So what am I saying is that for me, Greg played by Matthew Macfadyen, is hardly recognisable as the hero. Contrast this with Steve Arnott played by Martin Compston. He's announced straight away as someone heroic as he doesn't toe the line of his dishones colleagues. Plot point: he wasn't present for the shooting so couldn't have corrobated their story anyway so I found this quite weak. But this is something I've also noticed in Succession, don't let reality/logic get in the way of telling a good story. For instance, in the last episode of Season 1, within hours of the car going into the lake, it's found, the body identified and Logan Roy has worked out Kendall's dastardly deed. Sidebar: Is Logan a nod to Wolverine I wonder?

Anyway, so in Line of Duty, Steve Arnott is clearly the hero, thrust into the world of AC-12. The Pixar mantra is that the hero's flaw should contribute to their entry into the new world. So for Steve, it's being too honest in his ordinary world where loyalty is more important than truth. For Greg, it's fondness for weed but also possibly his frustration at being given a job below his capabilities. In terms of pacing, Greg's is slow e.g. we see him sitting bored at the computer but it builds as he learns the world. For Steve, he also has to learn the new world, making mistakes. I also like the fact that Greg is always slouchy, reminding me of this clip:

So what about Mad Men, which premiered before either. Here it's Elizabeth Moss playing Peggy Olson. The surname reminiscient of the Olsons in Little House on the Prairie - a wholesome family from the country. I think this sets the template for Succession, she joins in the lowest tier - a secretary - and a female within a male-dominated workplace. She is our window on this new world. Draper provides her mentor much as Greg hopes for Logan to be but makes do with Tom. Interestingly, Greg is the only person who gets a meeting with Logan through polite persistence. Everyone else bullies somoeone or gives up. This is pretty much Peggy's strategy, making interventions where she can.

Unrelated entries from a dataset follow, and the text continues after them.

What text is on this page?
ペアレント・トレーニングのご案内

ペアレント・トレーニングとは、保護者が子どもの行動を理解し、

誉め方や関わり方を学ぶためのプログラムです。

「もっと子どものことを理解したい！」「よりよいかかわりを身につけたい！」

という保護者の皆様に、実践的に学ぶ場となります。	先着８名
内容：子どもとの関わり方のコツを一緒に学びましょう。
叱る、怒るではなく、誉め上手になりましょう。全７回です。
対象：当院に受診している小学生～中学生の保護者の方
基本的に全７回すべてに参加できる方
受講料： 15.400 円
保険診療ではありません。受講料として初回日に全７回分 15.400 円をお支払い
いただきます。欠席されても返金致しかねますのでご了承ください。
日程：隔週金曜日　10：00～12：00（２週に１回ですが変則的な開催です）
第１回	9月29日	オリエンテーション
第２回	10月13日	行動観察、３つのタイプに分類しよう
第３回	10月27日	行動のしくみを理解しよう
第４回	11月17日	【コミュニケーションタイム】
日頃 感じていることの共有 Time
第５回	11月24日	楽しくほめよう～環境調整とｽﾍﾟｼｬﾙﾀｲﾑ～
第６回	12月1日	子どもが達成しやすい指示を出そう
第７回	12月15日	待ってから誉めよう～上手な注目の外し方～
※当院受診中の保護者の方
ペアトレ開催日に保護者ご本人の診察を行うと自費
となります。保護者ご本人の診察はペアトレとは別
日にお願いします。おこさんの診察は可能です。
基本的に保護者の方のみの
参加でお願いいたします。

What about the structure and antagonist? They are all set mostly in workplaces and have a hierarchical structure. This is not unrelated to a familial one and this gives Succession't it's added frission. What about the antagonist? In Line of Duty, it's clear in Season 1 who their target is. I've not seen later seaasons but I know that in at least one it's a hunt for the mole. In Succession 1, there are two: the Bernie Sanders-type politician and Sandy, the rival media owner. In Mad Men, there's infighting for promotion along with the regular competition to win clients.

So what can we say in conclusion. The commonalities are clear, your hero is the newbie who makes mistakes but perserves to make it up the ladder. They also don't need to be on screen all the time. In fact, by hiding them somewhat it can enhance their separation and minimise their status. This does seem risky as we're told our hero should lead the action. I wonder if the format of TV with more time for story, allows this to work. Certainly, Game of Thrones didn't seem to suffer from multiple protagonists and the point of view moving about.

The fact that they are not always present, gives room for others, in particular the mentor figure. In Succession, I think Tom is a false mentor, asking him to perform criminal acts. In Mad Men, it's mostly a Draper (mentor) with Peggy show although the other characters are significant. In Line of Duty, it's definitely Steve's show along with Kate and their mentor, Adrian Dunbar, being uplifted as the series progressed. In Succession, it's much more an ensemble piece but with Logan as the heavyweight around which all the others orbit, with Greg closing in.

So, if you're writing a pilot for a long-running series, get your newbie in place, give them the dirty jobs, keep them under your thumb but make sure they get a reward at the end.